"Ah soal itu, tidak apa-apa. Sepertinya aku yang terlalu agresif" kata ku sedikit gugup. Aduh mengapa aku harus gugup ketika berdekatan dengan dia, melawan sekutu saja aku berani, kenapa ketika berada di dekatnya nyali ku merasa ciut.
   "Bukan salahmu, sebenarnya selama ini memang jarang ada lelaki yang berani mendekatiku, mungkin karena sifatku yang terlalu acuh yang membuat mereka mundur, seperti yang kau lakukan"
   Aku kaget, tidak menyangka dia akan menyadari itu, kupikir dia tidak akan memperhatikanku sejauh itu.

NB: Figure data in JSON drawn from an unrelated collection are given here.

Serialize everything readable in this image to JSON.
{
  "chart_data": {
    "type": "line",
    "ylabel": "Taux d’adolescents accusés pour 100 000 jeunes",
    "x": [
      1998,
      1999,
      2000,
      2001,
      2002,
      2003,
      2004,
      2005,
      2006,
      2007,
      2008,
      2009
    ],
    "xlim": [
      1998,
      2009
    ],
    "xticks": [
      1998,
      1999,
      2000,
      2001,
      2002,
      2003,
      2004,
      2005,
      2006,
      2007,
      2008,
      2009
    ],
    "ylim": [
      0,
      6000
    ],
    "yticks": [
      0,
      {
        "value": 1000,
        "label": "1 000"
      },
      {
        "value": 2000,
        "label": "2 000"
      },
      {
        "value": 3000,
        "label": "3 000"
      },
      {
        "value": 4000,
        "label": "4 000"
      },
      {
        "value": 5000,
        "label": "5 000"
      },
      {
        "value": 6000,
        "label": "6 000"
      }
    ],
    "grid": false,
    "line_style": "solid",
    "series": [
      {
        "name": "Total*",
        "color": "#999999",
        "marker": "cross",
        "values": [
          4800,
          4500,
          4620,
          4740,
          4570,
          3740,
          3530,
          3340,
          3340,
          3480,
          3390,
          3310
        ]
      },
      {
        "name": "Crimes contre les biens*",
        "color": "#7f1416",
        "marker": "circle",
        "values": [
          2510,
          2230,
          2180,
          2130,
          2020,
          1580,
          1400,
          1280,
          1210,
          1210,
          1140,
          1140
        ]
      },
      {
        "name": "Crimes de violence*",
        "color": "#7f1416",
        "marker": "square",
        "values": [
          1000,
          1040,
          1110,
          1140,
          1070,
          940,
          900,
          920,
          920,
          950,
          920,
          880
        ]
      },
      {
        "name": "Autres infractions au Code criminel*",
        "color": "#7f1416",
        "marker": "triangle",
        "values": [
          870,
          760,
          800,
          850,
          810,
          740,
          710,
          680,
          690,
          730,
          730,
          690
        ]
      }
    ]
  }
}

   Sejak hari itu hubungan kami perlahan menjadi akrab, dia perlahan luluh, sampai akhirnya kami resmi menjalani hubungan pada Januari, 1946. Namun karena Surabaya masih dikuasai sekutu, kami hanya bisa bertemu secara sembunyi-sembunyi. Aku yang saat itu dikenal sebagai pemimpin pasukan Barisan Pemberontakan Rakyat Indonesia (BPRI) merupakan salah satu yang paling diincar tentara sekutu. Bahkan usai menikah pun, Aku dan Sulistina harus pindah ke Yogyakarta.
   Pernikahan kami dikelilingi oleh kebahagiaan, walau terkadang terhalang kesibukan kami berdua sebagai seorang aktvitis. Dibalik semua itu kita tetaplah pasangan suami istri yang berlaku seperti biasanya, sampai akhirnya kami dikaruniai 4 orang anak yang terdiri dari 3 orang anak perempuan dan seorang anak laki-laki. Yang diberi nama Tin Sulistami, Bambang Sulistomo, Sri Sulistami dan yang paling bungsu adalah Ratna Sulistami.
   Perjalanan hidup Bung Tomo terhenti di usia 61 tahun. Dia wafat di Padang Arafah pada 7 Oktober 1981 ketika ia sedang melaksanakan ibadah haji, meninggalkan sang istri terkasih, anak-anaknya, dan semua orang yang ia sayangi.
Selamat Jalan Sang Kebanggan Negeri.